Rangers Advance in NHL Playoffs by Defeating Pittsburgh Penguins

Henrik Lundqvist stopped 35 shots and the New York Rangers beat the Pittsburgh Penguins 2-1 in Game 7 of the Eastern Conference semifinals, rallying from a 3-1 series deficit for the first time in franchise history.

Brian Boyle and Brad Richards scored for the Rangers last night at Pittsburgh’s Consol Energy Center. New York returns to the National Hockey League conference finals for the second time in the past three years, after losing to the New Jersey Devils in six games in 2012.

Lundqvist, 32, and the Rangers were outshot 13-7 in the final period and survived a wild final few minutes in which the Penguins put almost constant pressure on the New York goalie.

“He was OK with guys being on top of him as long as we didn’t take penalties,” New York defenseman Ryan McDonagh told reporters. “He fought through screens, fought for loose pucks. He was incredible.”

Lundqvist, who was fined $5,000 two days ago for squirting water on Penguins captain Sidney Crosby, became the first goalie in NHL history to win five consecutive Game 7s.

“It’s about our team showing up for those games,” Lundqvist said in a television interview. “I do my part, but they have to do theirs. That’s been the case the last few years.”

The Rangers will face the winner of the series between the top-seeded Boston Bruins and Montreal Canadiens in the conference finals. Those teams meet tonight at Boston in their deciding Game 7.

Boyle scored five minutes, 25 seconds into the game, completing a three-on-one rush. Jussi Jokinen tied the game on his seventh goal of this postseason with 4:15 gone in the second period, only to have Richards score less than four minutes later on a power play to give New York back the lead.

Three Losses

New York beat the Philadelphia Flyers in seven games in the opening round of the playoffs, and after winning the opening game of its series against the Penguins, lost the next three. The team was outscored 9-2 in those losses, including a 4-2 home loss in Game 4 that defenseman Ryan McDonagh called “not acceptable at this time of the year on all levels.”

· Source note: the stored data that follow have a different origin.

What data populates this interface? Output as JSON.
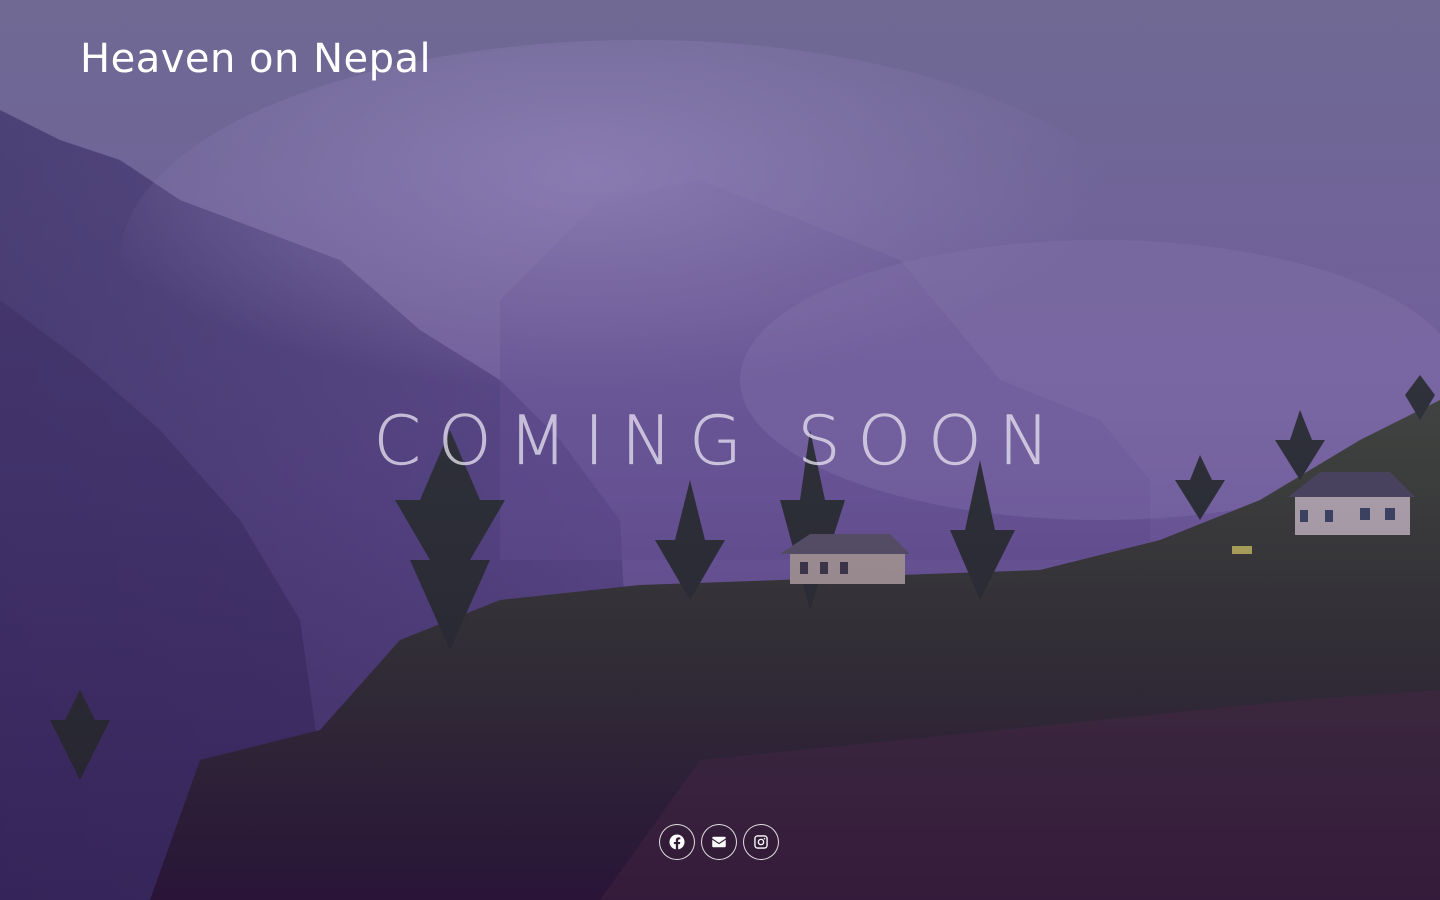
{
  "site": {
    "title": "Heaven on Nepal"
  },
  "hero": {
    "headline": "COMING SOON",
    "background_description_icon": "misty-mountain-landscape-image"
  },
  "socials": [
    {
      "name": "facebook",
      "icon": "facebook-icon"
    },
    {
      "name": "email",
      "icon": "envelope-icon"
    },
    {
      "name": "instagram",
      "icon": "instagram-icon"
    }
  ],
  "colors": {
    "overlay_tint": "#5a4e8c",
    "text": "#ffffff"
  }
}
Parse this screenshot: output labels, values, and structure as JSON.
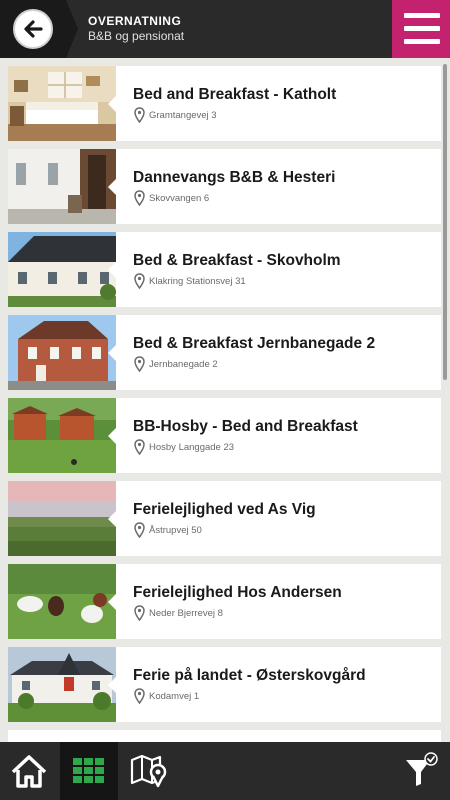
{
  "header": {
    "title": "OVERNATNING",
    "subtitle": "B&B og pensionat"
  },
  "items": [
    {
      "title": "Bed and Breakfast - Katholt",
      "address": "Gramtangevej 3"
    },
    {
      "title": "Dannevangs B&B & Hesteri",
      "address": "Skovvangen 6"
    },
    {
      "title": "Bed & Breakfast - Skovholm",
      "address": "Klakring Stationsvej 31"
    },
    {
      "title": "Bed & Breakfast Jernbanegade 2",
      "address": "Jernbanegade 2"
    },
    {
      "title": "BB-Hosby - Bed and Breakfast",
      "address": "Hosby Langgade 23"
    },
    {
      "title": "Ferielejlighed ved As Vig",
      "address": "Åstrupvej 50"
    },
    {
      "title": "Ferielejlighed Hos Andersen",
      "address": "Neder Bjerrevej 8"
    },
    {
      "title": "Ferie på landet - Østerskovgård",
      "address": "Kodamvej 1"
    }
  ],
  "icons": {
    "back": "back-arrow-icon",
    "menu": "hamburger-menu-icon",
    "pin": "map-pin-icon",
    "home": "home-icon",
    "grid": "grid-view-icon",
    "map": "map-icon",
    "filter": "filter-icon"
  },
  "colors": {
    "accent": "#c2226e",
    "grid_active": "#2ea84a",
    "header_bg": "#2a2a2a"
  }
}
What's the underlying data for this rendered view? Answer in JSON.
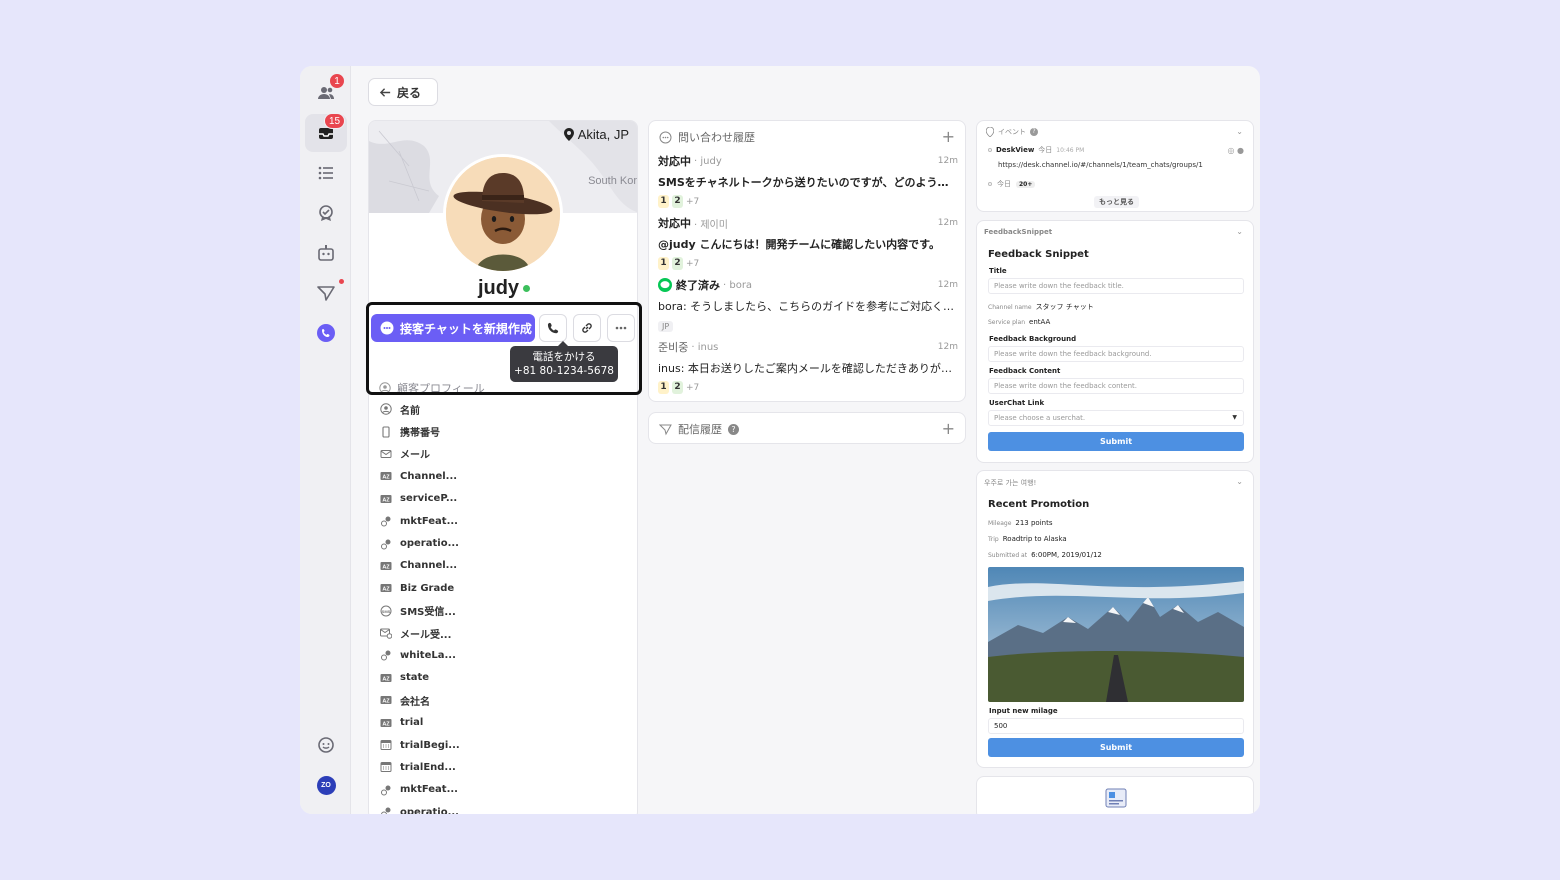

Facing elimination, the team responded with a 5-1 win against the Penguins in Pittsburgh, and a 3-1 home win on May 11 to force last night’s Game 7. Rangers forward Martin St. Louis, who came to the team in March in a deal that sent New York captain Ryan Callahan to the Tampa Bay Lightning, scored the opening goal of that 3-1 win, three days after the death of his mother.

“It’s been a tough couple of days for him,” Lundqvist said. “There are so many emotions right now. It’s a roller coaster emotionally, but we handled it the right way and we’re moving on.”

MSG Shares

The camaraderie and playoff success comes in the team’s first season in the renovated Madison Square Garden, which in October finished a three-year, privately-financed $1 billion makeover. Shares in Madison Square Garden Co. (MSG), which owns the building, the Rangers and basketball’s New York Knicks, have fallen 17.6 percent in the past 12 months to $49.82.

Under first-year coach Alain Vigneault, the Rangers won 45 games in the regular season and finished with 96 points, fifth-most in the Eastern Conference. They entered the playoffs with 20-to-1 odds to win the Stanley Cup, according to online sports book Bovada.lv.

The Rangers have made the playoffs in eight of the past nine years. The team hasn’t advanced to the Stanley Cup finals since winning the league title in 1994.

The Penguins are now 2-7 in Game 7s on their home ice, including losses to Montreal in 2010 and the Lightning in 2011. The league’s best power play during the regular season, Pittsburgh converted 1 of 20 this series and Crosby, the NHL’s leading point scorer this season, was held to one goal in the playoffs.

“I think there’s always questions,” Crosby said. “When expectations are high and you don’t win that’s normal. I’m sure there will be a lot of questions.”